As much as possible, the processes of the methodologies themselves, as well as the governance for methodology best practices, need to be digitized and automated.
Enter DX Competency Centers (aka Centers of Excellence). There are four main functions of an effective DX Competency Center:
- Enablement: The onboarding and training of team members for DX: with talents and responsibilities for all four methodologies.

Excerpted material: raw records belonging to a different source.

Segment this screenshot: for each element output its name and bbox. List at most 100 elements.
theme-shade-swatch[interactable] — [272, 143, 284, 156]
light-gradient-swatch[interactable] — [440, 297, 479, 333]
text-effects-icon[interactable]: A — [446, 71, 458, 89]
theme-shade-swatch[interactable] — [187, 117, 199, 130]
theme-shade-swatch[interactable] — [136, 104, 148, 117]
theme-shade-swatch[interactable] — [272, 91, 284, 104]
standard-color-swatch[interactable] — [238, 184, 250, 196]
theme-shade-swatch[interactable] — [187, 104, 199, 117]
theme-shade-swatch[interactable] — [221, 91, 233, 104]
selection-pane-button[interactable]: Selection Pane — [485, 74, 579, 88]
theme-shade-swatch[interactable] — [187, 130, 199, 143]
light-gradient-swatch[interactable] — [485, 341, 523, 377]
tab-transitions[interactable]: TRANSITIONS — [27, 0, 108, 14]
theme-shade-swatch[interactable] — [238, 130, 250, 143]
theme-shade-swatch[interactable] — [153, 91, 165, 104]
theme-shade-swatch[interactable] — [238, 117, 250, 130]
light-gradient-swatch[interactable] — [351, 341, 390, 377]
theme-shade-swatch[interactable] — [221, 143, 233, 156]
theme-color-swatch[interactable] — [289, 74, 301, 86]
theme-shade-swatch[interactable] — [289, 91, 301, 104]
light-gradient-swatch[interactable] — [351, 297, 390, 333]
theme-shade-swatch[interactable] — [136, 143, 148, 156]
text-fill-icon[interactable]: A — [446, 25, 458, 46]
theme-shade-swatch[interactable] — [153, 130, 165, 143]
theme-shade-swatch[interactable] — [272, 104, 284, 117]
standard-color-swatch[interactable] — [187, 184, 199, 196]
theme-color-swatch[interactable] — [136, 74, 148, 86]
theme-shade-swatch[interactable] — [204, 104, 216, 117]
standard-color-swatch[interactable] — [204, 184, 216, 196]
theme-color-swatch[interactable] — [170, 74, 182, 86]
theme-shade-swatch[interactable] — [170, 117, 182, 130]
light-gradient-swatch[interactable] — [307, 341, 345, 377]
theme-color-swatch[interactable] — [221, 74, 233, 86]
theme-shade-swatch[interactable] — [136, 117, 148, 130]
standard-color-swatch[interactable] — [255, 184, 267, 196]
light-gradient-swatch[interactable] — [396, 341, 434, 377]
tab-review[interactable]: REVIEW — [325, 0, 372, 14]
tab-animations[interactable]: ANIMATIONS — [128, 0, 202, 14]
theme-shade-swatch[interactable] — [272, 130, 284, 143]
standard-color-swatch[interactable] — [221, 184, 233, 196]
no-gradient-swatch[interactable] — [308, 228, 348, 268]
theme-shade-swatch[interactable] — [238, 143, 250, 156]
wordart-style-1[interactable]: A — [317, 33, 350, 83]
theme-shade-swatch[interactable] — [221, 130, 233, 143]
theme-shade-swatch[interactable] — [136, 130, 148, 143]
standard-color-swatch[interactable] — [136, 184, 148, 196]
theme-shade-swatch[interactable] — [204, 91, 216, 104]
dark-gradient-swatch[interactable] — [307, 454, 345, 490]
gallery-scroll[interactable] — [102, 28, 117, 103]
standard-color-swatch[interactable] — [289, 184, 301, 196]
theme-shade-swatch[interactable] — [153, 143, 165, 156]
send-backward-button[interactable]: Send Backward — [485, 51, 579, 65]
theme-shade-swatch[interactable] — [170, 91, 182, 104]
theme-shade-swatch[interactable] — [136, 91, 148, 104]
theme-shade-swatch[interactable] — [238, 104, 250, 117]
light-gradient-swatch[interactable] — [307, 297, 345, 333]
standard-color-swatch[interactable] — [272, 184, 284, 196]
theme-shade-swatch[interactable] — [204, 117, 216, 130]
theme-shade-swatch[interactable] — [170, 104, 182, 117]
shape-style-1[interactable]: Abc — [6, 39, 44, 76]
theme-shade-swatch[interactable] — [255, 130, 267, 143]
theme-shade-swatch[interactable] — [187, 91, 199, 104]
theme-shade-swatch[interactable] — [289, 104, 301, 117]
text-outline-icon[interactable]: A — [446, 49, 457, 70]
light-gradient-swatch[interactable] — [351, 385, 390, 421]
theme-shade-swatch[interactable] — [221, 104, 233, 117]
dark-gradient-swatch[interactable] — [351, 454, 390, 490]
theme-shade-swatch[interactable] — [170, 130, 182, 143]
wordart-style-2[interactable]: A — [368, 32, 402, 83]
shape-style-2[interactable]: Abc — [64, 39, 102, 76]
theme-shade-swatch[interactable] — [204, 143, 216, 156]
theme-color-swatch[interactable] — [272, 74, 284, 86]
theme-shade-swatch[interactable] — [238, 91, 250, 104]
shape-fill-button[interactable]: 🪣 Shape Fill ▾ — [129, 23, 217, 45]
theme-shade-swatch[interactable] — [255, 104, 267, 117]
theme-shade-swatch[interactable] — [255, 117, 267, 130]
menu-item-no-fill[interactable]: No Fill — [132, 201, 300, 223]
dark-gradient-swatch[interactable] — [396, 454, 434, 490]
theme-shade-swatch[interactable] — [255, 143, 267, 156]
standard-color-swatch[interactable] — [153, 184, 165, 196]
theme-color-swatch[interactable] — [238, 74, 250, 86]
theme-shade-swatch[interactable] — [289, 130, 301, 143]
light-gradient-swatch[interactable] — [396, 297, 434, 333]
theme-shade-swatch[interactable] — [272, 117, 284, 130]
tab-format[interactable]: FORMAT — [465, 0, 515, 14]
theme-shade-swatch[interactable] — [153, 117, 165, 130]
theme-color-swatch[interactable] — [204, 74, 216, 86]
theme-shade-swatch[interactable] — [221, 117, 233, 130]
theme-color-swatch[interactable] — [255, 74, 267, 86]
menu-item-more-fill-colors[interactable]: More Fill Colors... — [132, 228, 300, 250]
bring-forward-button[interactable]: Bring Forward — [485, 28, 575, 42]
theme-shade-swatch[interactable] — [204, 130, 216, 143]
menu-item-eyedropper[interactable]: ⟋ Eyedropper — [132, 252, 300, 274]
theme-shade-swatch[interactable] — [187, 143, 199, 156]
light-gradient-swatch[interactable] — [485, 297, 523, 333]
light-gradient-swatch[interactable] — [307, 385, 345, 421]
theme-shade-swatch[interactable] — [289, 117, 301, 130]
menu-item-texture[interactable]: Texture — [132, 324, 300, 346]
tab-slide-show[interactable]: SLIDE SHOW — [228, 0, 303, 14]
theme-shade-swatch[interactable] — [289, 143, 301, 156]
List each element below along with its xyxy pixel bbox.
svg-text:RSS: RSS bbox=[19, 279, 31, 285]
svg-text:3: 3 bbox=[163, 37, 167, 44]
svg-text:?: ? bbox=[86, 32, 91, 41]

- Continuous Review of DX Projects: Project selection, design review, and expert services
- Governance: The governance for the adoption of automation best practices, methodologies (agile) and guardrails to guide team constituents
- Re-Use: The creation and management of reusable assets: process fragments, case types, business rules, analytical models, UI, integration assets, etc.
For more details, see Digital Transformation Competency Centers.
Governing and managing four iterative methodologies that are intertwined for Digital Transformation is not an easy task. The DX Competency Center needs to be funded and empowered with executive sponsorship.
Yes, DX IA with four methodologies is complex, but the results are tremendous!